Michael Moore's cheeky documentary Roger and Me is about the travails of General Motors (GM) workers in Flint, Michigan. This film records that Roger Smith, CEO of GM in the 1980s, was oblivious about GM workers who had lost their jobs. Mr Moore should have also emphasised in this documentary that Japanese auto companies had increased their US market share because their cars were better value for money. CEOs of US auto companies were complacent about Japanese competition and US workers did not upgrade or diversify their skills. One of the tenets of the "Washington Consensus" was that free trade is always helpful and developing nations should bring down tariffs and non-tariff trade barriers.
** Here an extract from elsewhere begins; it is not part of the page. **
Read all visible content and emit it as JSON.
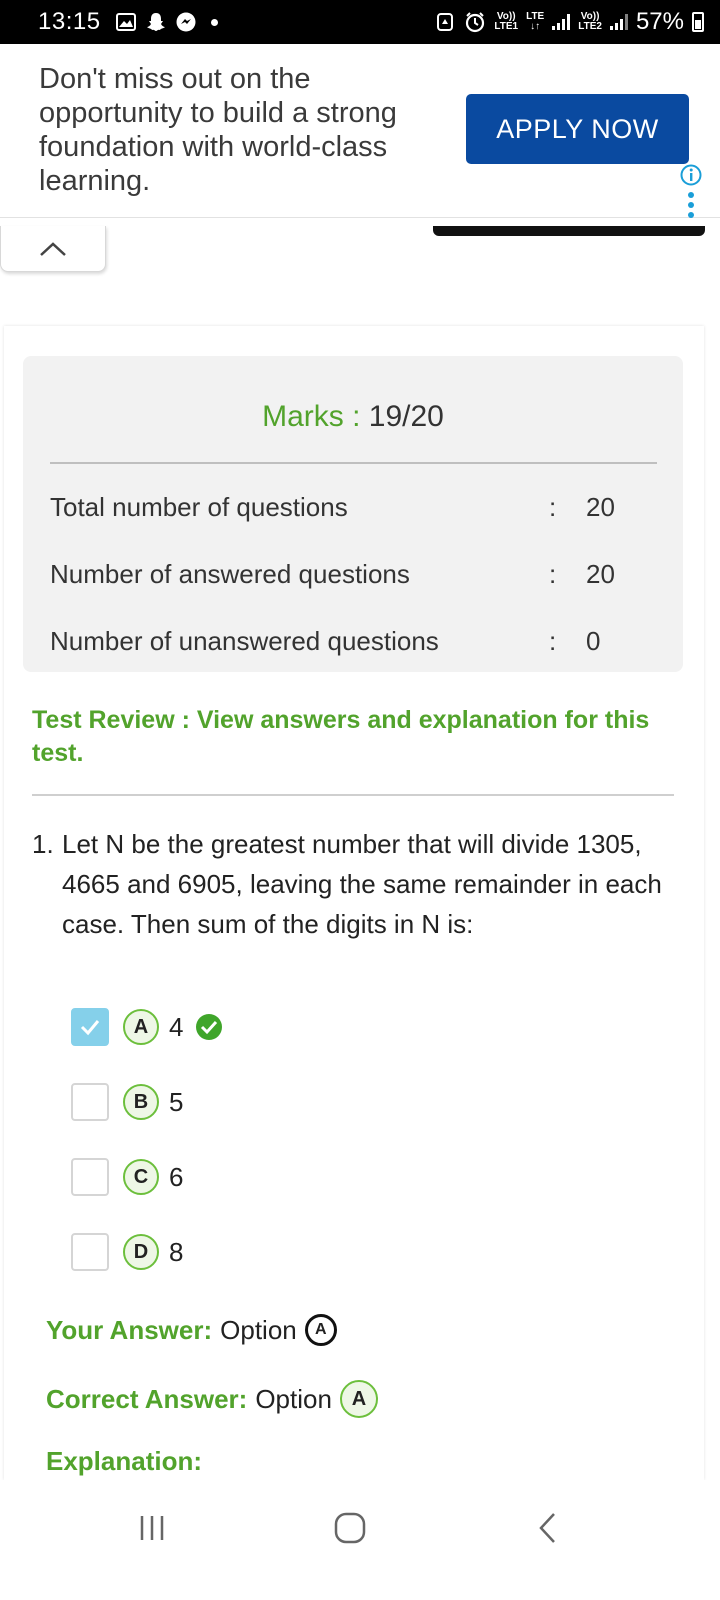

It is bizarre that trade-pessimism has now come a full circle and workers in G7 countries are apprehensive about free trade agreements.
On a lighter note, the outrageous characters and ludicrous plots in English author P G Wodehouse's novels were a delight for many in India in the 1960s and 1970s (my college in Delhi had a Wodehouse society). His short stories and novels lampooning the rich and idle in Edwardian England (that is from 1901 till the outbreak of the First World War in 1914) in inimitable prose relieved the tedium of slow non air-conditioned hot Delhi afternoons. My sense is that from the 1980s onwards television and other distractions displaced Wodehouse for successor generations in India. How may Wodehouse have characterised the Japanese in giving US car companies a run for their money? Probably by saying "that's the way to get on in the world - by grabbing your opportunities. Why, what's Big Ben but a wrist-watch that saw its chance and made good".
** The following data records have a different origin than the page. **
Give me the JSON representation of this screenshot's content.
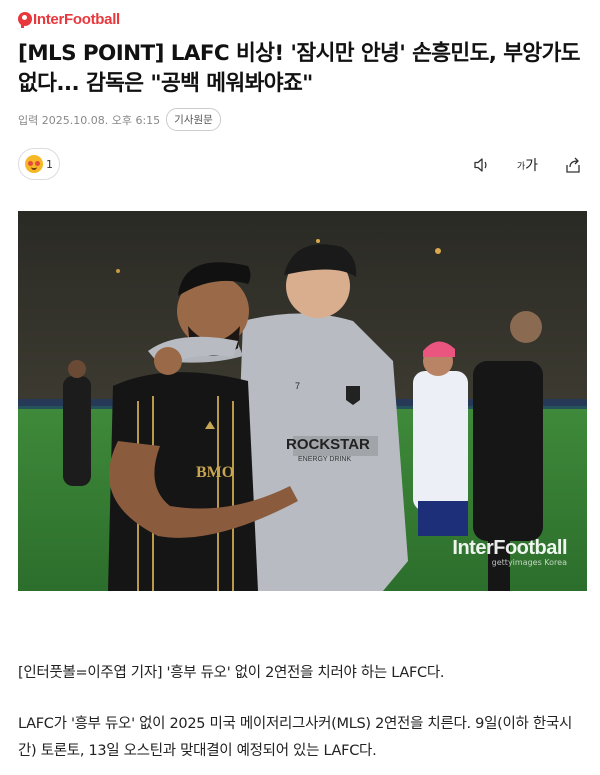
{
  "brand": {
    "name": "InterFootball"
  },
  "article": {
    "headline": "[MLS POINT] LAFC 비상! '잠시만 안녕' 손흥민도, 부앙가도 없다... 감독은 \"공백 메워봐야죠\"",
    "date": "입력 2025.10.08. 오후 6:15",
    "original_button": "기사원문",
    "reaction_count": "1",
    "font_size_label_small": "가",
    "font_size_label": "가",
    "photo": {
      "watermark": "InterFootball",
      "watermark_sub": "gettyimages Korea",
      "jersey_sponsor": "ROCKSTAR",
      "jersey_sponsor_sub": "ENERGY DRINK",
      "jersey_sponsor_left": "BMO",
      "jersey_number": "7"
    },
    "paragraph1": "[인터풋볼=이주엽 기자] '흥부 듀오' 없이 2연전을 치러야 하는 LAFC다.",
    "paragraph2": "LAFC가 '흥부 듀오' 없이 2025 미국 메이저리그사커(MLS) 2연전을 치른다. 9일(이하 한국시간) 토론토, 13일 오스틴과 맞대결이 예정되어 있는 LAFC다."
  },
  "icons": {
    "audio": "speaker-icon",
    "font": "font-size-icon",
    "share": "share-icon",
    "reaction": "reaction-emoji-icon"
  },
  "colors": {
    "brand": "#e8383d"
  }
}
Wodehouse lived in patches in the UK, France and the US during his long and prolific writing career. During the Second World War he was accused of treachery in England because he gave a few talks on German radio. Although he was cleared, Wodehouse settled in the US in 1947 and never returned to the UK. It is ironic that Charlie Chaplin, another British national and comic genius, had to seek refuge on the other side of the Atlantic in Switzerland as he was deemed a closet communist in the US. Both were knighted in 1975 about a month before Wodehouse passed away. According to Malcolm Muggeridge, Wodehouse was a man "singularly ill-fitted to live in a time of ideological conflict, having no feelings of hatred about anyone, and no very strong views about anything". That is one "public" school way of dealing with angst stemming from income inequalities.
Reverting to Mr Piketty, is he somewhat Malthusian in his prediction that "r" will be persistently greater than "g" for developed countries? Mr Piketty acknowledges in his book that his conclusions are "imperfect and incomplete". He also accepts that investment in training and skills, technological changes and rise in productivity could raise "g" above "r" even for developed nations.
Mr Piketty is spot on when he suggests that economics should not pretend that it is anywhere as precise as the physical sciences and that economics is closer to sociology and history. Humans have a habit of surprising themselves with their resilience and ingenuity. Consequently, we should subject Mr Piketty's conclusions that income and wealth disparities in developed nations could increase indefinitely and that taxing wealth is the socially responsible remedy to further empirical scrutiny. Wodehouse should be allowed a flippant last word on how humans should care for each other "love and let love - with one stipulation that people who love in glass-houses should breathe on the windows".